Just two or three years ago everybody looked the other way when junior bankers at Goldman Sachs (and other major IBs) may have cheated on internal training and compliance tests (and clients etc.), but apparently that has changed. According to knowledgeable sources, Goldman Sachs is dismissing 20 analysts from various global offices including London and New York after determining they broke rules regarding internal training tests.

Cheating is cheating, but given the collusion-based cheating undertaken by these junior bankers was exactly the same as what many of their bosses had done just a few years earlier when it was common practice, there’s more than a whiff of hypocrisy in the new policy from Goldman.

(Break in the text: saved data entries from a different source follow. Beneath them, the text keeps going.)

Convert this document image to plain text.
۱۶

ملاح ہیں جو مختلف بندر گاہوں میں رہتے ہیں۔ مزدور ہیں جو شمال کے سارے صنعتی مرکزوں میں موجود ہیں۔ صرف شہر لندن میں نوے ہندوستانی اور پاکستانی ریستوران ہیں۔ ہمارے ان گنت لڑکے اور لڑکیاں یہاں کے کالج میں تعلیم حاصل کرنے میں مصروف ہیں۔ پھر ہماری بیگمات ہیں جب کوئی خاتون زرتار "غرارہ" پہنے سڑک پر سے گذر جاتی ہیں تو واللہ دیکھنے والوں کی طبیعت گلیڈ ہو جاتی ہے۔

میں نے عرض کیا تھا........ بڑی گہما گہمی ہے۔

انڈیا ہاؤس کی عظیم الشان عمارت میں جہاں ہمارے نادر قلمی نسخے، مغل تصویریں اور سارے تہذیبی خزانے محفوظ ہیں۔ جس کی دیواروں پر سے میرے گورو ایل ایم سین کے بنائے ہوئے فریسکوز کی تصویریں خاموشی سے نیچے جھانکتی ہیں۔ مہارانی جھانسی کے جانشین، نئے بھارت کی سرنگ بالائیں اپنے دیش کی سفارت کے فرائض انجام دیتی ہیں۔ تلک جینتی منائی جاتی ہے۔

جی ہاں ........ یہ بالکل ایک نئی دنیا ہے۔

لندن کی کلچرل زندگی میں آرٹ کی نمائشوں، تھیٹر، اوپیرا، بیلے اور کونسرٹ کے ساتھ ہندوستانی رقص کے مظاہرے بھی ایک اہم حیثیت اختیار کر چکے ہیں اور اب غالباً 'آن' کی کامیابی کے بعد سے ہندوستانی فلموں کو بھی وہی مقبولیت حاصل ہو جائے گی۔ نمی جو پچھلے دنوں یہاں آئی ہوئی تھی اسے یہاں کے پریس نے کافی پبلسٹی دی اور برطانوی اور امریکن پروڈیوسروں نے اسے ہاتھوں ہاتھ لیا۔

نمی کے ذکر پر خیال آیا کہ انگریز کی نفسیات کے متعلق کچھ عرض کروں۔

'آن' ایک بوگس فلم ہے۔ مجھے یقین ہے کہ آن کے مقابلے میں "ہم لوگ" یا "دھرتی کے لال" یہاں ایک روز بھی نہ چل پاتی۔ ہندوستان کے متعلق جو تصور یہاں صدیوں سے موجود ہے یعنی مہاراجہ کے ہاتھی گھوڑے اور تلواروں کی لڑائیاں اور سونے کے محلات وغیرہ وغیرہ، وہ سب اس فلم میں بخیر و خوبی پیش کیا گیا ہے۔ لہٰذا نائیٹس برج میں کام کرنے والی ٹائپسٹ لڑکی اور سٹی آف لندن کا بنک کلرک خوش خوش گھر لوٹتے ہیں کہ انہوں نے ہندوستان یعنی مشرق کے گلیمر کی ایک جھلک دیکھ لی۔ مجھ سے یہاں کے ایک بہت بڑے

According to the internal sources, the analysts, who had been employed in the securities division, are already dismissed or are finalizing their departure from the bank.

Details on cheating by Goldman Sachs analysts

“This conduct was not just a clear violation of the rules, but completely inconsistent with the values we foster at the firm,” noted Sebastian Howell, a Goldman Sachs spokesperson in London, who had no further comment.

According to several financial industry sources, bankers throughout Wall Street help each other with basic training and compliance tests because the tests are seen as time consuming and repetitive. This tradition has been in place for decades.

That said, apparently regulators have started to lean on investment banks to take measures to prevent this type of endemic cheating.

Keep in mind that Goldman Sachs is one of the most selective employers in the industry. The mega bank hired just 3% of the 267,000 applicants it received in 2014, and CEO Lloyd C. Blankfein has modestly called the company “the employer of choice in our industry.” Of note, Fortune magazine has listed Goldman Sachs as one of the 100 best companies to work for every year since the magazine started making that list in 1984.

Perhaps not coincidentally, the news about the termination of the 20 analysts happens to come the same week that GS reported quarterly earnings below consensus analyst estimates for the first time in more than four years.